What brought Sergey Kheylik to ballet?

“My mom made me do it,” he says in his surprisingly deep voice. “to keep me off the city streets.” Sergey grew up in the city of Voronezh, Russia, a fan of Michael Jackson and not fond of ballet at first. It was a good five years into his training that he really started to take it seriously. Then, at the age of 13, the peripatetic part of his dancing career, still going strong, took root: he was awarded a Nureyev Foundation scholarship that took him to Vienna, where he studied at the Vienna State Opera School. His training continued at the John Cranko School in Stuttgart. He has loved travel ever since and has danced—with Vienna State Opera, Carolina Ballet, Los Angeles Ballet, Odyssey Dance Theatre, Cirque du Soleil and Rock the Ballet—on every continent but South America, “my next goal.”

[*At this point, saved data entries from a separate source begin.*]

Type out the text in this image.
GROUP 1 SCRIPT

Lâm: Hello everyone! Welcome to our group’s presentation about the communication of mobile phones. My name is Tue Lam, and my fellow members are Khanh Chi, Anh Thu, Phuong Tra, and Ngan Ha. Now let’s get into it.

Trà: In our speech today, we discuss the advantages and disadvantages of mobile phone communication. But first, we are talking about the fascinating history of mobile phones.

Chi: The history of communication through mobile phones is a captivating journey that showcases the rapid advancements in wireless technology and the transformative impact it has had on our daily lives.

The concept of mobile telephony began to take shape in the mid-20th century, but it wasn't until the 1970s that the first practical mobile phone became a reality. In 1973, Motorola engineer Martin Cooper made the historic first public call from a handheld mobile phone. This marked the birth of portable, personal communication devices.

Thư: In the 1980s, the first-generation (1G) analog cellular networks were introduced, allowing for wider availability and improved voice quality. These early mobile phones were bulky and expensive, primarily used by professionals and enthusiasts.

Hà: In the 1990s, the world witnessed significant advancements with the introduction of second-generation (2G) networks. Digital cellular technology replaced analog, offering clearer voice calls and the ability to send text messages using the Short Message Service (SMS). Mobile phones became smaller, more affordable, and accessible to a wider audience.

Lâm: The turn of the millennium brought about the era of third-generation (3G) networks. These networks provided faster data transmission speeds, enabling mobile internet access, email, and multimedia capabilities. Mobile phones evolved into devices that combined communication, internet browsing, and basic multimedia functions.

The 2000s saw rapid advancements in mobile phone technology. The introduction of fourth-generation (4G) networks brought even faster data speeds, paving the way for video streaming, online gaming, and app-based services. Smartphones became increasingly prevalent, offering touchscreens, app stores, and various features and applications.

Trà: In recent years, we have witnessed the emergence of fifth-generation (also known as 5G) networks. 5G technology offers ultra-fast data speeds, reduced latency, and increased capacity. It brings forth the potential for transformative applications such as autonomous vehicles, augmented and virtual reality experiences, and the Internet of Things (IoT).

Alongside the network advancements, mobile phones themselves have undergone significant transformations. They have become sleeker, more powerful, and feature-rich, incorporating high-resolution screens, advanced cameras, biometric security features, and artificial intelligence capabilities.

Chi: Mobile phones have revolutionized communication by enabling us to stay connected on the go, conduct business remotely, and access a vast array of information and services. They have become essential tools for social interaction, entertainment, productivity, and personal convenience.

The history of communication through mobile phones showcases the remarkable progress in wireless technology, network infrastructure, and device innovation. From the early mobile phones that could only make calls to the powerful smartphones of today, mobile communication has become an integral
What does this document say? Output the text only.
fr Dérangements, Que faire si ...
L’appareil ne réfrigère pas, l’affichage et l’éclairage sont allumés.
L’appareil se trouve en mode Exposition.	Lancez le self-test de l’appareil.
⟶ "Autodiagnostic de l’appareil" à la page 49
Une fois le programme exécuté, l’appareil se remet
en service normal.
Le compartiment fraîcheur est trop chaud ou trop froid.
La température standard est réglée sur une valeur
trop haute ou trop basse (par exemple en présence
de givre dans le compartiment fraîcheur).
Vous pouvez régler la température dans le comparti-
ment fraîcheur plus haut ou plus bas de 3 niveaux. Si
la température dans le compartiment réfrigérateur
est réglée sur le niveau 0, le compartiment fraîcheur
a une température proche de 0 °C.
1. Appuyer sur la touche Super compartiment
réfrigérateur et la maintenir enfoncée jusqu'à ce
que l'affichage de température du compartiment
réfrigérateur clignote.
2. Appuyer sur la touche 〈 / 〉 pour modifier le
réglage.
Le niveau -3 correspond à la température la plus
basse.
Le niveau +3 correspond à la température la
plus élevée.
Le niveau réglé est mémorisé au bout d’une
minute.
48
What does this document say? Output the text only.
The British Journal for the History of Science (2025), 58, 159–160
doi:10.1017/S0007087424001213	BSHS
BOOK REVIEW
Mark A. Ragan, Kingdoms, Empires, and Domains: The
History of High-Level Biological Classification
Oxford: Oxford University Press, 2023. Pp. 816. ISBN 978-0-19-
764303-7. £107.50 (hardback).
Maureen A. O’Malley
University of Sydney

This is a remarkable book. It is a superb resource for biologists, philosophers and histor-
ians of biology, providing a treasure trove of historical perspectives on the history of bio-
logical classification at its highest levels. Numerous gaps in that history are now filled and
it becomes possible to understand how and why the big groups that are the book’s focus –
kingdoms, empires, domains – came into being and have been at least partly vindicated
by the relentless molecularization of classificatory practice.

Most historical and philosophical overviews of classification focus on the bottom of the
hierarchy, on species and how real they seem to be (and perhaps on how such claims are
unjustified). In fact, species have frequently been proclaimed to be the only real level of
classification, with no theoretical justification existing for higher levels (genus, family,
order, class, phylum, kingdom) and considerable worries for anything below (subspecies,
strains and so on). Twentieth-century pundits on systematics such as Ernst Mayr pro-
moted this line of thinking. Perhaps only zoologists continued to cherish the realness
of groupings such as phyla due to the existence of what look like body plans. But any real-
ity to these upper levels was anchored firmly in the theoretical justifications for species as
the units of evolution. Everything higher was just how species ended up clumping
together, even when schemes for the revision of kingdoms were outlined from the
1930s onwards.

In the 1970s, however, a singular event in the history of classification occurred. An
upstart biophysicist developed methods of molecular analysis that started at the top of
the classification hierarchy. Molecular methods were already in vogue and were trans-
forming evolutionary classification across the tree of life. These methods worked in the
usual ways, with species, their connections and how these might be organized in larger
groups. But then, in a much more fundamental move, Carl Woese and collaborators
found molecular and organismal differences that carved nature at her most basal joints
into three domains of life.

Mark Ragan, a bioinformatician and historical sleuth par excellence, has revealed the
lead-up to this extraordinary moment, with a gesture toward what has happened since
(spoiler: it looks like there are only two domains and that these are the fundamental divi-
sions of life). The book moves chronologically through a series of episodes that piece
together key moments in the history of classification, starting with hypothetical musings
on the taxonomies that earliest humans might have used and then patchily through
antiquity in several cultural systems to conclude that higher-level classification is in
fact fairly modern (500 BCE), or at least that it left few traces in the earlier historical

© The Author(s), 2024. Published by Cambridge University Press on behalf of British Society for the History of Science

For the last 9 years, Sergey has been based more or less in the US . But although he says, “I like it a lot, I feel at home here, more than my own country,” he also remarks, “I’m looking for a country that fits me,” which seems to translate into an ongoing enjoyment of exploring different places. “Travel gives energy,” he finds, “and travel is educating.” Of the places he’s been so far, he’s especially taken with LA—”the palm trees and beach and mountains, more nature, that you don’t have in New York. And nothing can beat California weather.” He likes Miami too, especially its night life.

With his pointed chin, tousled hair and piquant, impish smile, Sergey has something of a Peter Pan quality. He demeanor and way of moving when not dancing are loose, casual. He gives a very strong impression of not liking much to be serious. But he has very definite ideas about dance. His attitude toward the classical tradition in which he was trained is “been there, done that.” He adds, “We are living in a different time now. In classical ballet, you don’t use the body to the full. What my body can do, you don’t need in ballet.”

“When I’m not dancing, I would say I’m doing lots of work and research online and beside that I just try to enjoy life. Hang out with friends. I like good food, I enjoy cooking, like nightlife, traveling. I drink and smoke a lot. That’s what’s going on, I guess.” It’s fun sometimes to get dressed up and attend a ballet or opera performance, but “I would rather see a concert, and sit back relaxed, a drink in hand than sit quiet” in a theater.

So what kind of dance does he like to do now himself? Of Rasta Thomas‘ Rock the Ballet, with which he’s toured quite a bit (splitting parts in Bad Boys of Ballet in daily shows with Shane Ohmer), he says, “It’s fun and gets the audience. There’s lots of agro. But you wouldn’t call it art, more entertainment.”

Whim W’Him is quite a different kind of dance. It requires new qualities beyond his strong jumps and spins. Sergey is intrigued by the movements, and emotions, required of the dancers for the upcoming show, where he is performing in pieces by Olivier Wevers and Andrew Bartee. “They’re interesting,” he says. “I don’t do that stuff often.” Then he smiles and adds, “It will be good!”